In Economist's recent report on innovation in emerging markets here, the article "Easier said than done" talks about differentiated and unique approaches to putting economically profitable business ideas into practice. An exceptional example is from Kenya:

"East African Breweries, a division of Diageo, launched a cut-price beer, Senator Keg, to help reduce demand for illicit alcohol, which is cheap but is frequently contaminated with methanol, fertilisers and battery acid. The company reduced the cost of the beer by negotiating a tax waiver with the government and by distributing it in kegs rather than bottles. The company made use of the shadow economy to get the beer delivered to the outlets. It also trained bar staff to understand the importance of rotating kegs to make sure the beer was fresh, and of washing glasses. Senator Keg is now ubiquitous in Kenya, sold in every makeshift roadside bar, and is affectionately known as “Obama”."

This is 21st Century Dilemma management vs. 20th Century Problem Solving. Thinking beyond maximizing the shareholder value on a quarterly basis yields the above innovative solution.

Innovation in Emerging Market: Data Points

"The engineering gap" in the January Economist states:

"According to the [Aspiring Minds, India], only 4.2% of India’s engineers are fit to work in a software product firm, and just 17.8% are employable by an IT services company, even with up to six months’ training. A larger share could cope in business-process outsourcing (call centres and the like). These findings are even gloomier than the 25% figure for employability that has been bandied about since 2005, when McKinsey released the results of a survey of international companies."

Download the complete report here.

The article "Grow, grow, grow", in Economist's recent report on innovation in emerging markets here, states: "McKinsey reckons that only 25% of India’s engineering graduates, 15% of its finance and accounting professionals and 10% of those with degrees of any kind are qualified to work for a multinational company."

The emerging market growth is fantastic, yet reviewing the thorough report from the Aspiring Minds raises or should raise questions for the multinationals.

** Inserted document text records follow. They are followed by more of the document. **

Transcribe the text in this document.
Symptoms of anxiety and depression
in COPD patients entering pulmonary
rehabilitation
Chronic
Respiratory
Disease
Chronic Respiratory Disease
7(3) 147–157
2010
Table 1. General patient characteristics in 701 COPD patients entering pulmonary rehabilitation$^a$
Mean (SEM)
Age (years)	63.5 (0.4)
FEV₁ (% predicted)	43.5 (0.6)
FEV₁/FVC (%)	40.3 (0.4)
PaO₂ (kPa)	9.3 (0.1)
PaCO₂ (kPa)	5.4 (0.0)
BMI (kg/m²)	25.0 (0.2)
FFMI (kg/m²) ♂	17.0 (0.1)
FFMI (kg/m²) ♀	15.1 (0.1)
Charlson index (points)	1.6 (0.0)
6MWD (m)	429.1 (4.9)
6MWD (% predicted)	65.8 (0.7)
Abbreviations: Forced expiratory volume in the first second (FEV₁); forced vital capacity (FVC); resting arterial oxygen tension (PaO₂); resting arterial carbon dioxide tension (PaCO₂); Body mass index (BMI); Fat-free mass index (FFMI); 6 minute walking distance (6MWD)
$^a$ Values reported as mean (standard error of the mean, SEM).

Also, curious if this level of employability applies to the Indian scientists as well?

In the report on innovation in emerging markets, the following statistics provide food for thought:

"The number of companies from Brazil, India, China or Russia on the Financial Times 500 list more than quadrupled in 2006-08, from 15 to 62. Brazilian top 20 multinationals more than doubled their foreign assets in a single year, 2006...

Multinationals expect about 70% of the world’s growth over the next few years to come from emerging markets, with 40% coming from just two countries, China and India...

Fortune 500 [companies] have 98 R&D facilities in China and 63 in India. ... General Electric’s health-care arm has spent more than $50m in the past few years to build a vast R&D centre in India’s Bangalore... Cisco is splashing out more than $1 billion on a second global headquarters—Cisco East—in Bangalore... Microsoft’s R&D centre in Beijing is its largest outside its American headquarters in Redmond... a quarter of Accenture’s workforce is in India."